PROJECT CASE STUDY // 2024

Intelligent Model Recommendation

<1s latency

5x Catalog Expansion

The Challenge

As our experiment catalog grew, standard query methods became a bottleneck. We needed to analyze hundreds of meta-features (dataset characteristics + model architecture stats) to recommend the optimal model for a user’s specific task. Latency was degrading, and we needed a way to isolate client data logically without managing separate physical clusters for every tenant.

The Solution

I engineered a Vector Search System using Milvus as the core engine.
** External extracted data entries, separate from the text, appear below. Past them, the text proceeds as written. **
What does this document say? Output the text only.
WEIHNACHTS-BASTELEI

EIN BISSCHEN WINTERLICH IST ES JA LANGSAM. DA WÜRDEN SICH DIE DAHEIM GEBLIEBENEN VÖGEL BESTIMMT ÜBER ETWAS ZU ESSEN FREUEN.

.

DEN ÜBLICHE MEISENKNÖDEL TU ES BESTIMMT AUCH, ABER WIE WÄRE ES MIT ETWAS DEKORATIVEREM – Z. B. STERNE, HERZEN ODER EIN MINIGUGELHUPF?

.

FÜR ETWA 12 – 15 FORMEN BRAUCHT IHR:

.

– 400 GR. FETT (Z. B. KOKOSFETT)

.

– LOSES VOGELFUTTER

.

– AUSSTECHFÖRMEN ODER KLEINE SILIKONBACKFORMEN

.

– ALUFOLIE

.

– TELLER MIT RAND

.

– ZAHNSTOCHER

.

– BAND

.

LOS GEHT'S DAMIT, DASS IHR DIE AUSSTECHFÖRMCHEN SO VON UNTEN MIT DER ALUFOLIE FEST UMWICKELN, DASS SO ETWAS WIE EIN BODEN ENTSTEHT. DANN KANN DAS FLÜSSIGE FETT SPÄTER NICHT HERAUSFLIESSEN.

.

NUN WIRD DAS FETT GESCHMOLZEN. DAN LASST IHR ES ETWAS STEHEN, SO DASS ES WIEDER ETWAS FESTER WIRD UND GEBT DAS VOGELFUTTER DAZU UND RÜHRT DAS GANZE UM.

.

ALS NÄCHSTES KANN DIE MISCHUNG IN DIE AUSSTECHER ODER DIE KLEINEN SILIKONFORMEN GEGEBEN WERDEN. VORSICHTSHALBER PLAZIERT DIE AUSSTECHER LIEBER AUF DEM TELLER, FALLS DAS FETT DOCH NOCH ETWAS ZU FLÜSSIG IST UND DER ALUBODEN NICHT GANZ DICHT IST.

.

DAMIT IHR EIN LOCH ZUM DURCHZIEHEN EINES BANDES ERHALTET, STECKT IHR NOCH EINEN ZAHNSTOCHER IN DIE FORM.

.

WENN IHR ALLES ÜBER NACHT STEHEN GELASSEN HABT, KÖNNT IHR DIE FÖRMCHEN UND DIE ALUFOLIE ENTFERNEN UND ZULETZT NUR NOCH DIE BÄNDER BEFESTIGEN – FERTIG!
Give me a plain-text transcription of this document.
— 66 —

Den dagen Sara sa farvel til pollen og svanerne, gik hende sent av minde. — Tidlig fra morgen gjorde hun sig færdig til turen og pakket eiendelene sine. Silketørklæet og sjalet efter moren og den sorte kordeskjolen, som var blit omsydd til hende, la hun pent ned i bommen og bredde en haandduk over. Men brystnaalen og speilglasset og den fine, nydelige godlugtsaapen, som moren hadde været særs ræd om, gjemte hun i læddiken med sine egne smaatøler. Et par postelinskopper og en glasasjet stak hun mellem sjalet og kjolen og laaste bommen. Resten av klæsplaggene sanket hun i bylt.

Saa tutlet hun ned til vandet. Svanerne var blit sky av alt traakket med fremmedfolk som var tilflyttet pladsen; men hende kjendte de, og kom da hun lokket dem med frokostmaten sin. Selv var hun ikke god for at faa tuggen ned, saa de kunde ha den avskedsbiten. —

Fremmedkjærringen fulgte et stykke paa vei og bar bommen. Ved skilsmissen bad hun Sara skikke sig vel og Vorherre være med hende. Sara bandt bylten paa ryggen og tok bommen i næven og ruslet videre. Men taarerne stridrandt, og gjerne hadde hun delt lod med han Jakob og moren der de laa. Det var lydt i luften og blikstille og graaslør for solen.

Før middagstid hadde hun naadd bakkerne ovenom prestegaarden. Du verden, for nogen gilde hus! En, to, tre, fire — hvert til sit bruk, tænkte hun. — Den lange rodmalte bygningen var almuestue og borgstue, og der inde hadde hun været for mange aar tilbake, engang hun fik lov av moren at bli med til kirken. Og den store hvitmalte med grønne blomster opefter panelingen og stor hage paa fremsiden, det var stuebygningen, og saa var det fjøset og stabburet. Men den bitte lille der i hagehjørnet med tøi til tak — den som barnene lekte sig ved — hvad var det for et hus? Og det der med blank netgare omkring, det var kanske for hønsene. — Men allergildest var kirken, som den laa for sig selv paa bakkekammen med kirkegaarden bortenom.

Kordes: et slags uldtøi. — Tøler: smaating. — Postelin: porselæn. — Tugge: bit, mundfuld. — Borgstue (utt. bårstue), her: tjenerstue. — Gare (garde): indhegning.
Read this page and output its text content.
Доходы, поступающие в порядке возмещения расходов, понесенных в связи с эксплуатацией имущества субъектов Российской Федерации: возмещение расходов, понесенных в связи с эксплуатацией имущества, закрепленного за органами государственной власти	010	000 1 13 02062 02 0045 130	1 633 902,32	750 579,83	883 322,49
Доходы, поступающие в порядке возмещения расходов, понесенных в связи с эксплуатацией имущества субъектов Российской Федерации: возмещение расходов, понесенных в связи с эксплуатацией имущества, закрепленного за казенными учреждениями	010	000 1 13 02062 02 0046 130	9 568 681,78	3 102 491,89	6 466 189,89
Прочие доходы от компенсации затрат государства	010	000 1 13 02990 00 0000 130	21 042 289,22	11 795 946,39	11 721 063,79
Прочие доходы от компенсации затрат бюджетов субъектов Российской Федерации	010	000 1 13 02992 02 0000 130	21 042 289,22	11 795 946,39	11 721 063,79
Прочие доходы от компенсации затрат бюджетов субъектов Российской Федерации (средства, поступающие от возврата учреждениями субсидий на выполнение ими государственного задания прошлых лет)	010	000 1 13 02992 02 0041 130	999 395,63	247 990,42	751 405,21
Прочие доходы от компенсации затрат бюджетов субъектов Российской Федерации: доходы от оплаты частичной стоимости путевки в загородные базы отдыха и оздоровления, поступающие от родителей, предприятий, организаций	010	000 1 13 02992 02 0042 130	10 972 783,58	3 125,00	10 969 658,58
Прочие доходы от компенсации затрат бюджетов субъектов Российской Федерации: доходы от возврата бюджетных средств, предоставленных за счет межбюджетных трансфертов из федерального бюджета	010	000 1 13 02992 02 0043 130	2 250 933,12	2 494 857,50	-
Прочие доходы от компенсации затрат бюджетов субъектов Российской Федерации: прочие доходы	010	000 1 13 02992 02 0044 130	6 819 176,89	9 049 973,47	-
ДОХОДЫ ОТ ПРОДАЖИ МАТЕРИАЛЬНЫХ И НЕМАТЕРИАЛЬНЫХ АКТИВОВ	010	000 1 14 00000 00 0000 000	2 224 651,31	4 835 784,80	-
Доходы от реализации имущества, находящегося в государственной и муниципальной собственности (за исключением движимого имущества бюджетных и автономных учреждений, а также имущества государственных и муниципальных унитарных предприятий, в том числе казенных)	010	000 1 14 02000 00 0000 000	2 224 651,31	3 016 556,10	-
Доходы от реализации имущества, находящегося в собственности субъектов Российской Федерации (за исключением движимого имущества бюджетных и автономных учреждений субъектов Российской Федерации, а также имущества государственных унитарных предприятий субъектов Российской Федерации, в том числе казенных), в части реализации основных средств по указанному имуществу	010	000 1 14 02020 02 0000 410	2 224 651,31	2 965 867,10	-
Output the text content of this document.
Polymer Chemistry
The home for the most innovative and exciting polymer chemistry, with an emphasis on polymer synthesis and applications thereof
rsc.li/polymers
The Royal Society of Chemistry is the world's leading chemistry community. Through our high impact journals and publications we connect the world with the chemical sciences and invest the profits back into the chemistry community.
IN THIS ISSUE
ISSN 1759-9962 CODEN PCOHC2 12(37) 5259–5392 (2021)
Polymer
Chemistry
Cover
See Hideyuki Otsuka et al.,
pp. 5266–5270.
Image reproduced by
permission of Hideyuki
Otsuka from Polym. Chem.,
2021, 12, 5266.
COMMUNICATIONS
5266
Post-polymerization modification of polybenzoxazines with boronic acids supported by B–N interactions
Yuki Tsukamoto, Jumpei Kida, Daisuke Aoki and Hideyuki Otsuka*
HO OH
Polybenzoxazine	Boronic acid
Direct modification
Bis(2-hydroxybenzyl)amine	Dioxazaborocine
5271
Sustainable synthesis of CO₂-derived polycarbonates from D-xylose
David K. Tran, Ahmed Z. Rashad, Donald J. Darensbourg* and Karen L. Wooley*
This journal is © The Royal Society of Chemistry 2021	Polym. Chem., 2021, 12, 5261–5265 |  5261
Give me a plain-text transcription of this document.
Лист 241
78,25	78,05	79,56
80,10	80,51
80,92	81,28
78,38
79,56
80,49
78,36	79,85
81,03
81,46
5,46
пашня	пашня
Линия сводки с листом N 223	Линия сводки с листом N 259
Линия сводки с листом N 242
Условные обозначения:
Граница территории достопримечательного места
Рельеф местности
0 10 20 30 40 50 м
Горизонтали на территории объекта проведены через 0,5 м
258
Fingerprinting Pipeline: Built an automated pipeline to convert arbitrary DataLoaders and Model Graphs into dense vector representations.
Two-Stage Retrieval:
- Stage 1 (ANN): Rapid approximate nearest neighbor search to funnel down the search space
- Stage 2 (Re-ranking): A fine-grained statistical scoring layer to select the highest-performing candidate based on historical performance metrics.
Logical Isolation: Implemented a partition strategy that routes queries to client-specific shards, ensuring data privacy while maintaining a shared infrastructure.

The Impact

The system achieved sub-second retrieval latency (< 800ms) while handling a 5x expansion in the experiment catalog. It now serves as the backbone for the automated modeling workflow, allowing users to receive architecture recommendations instantly.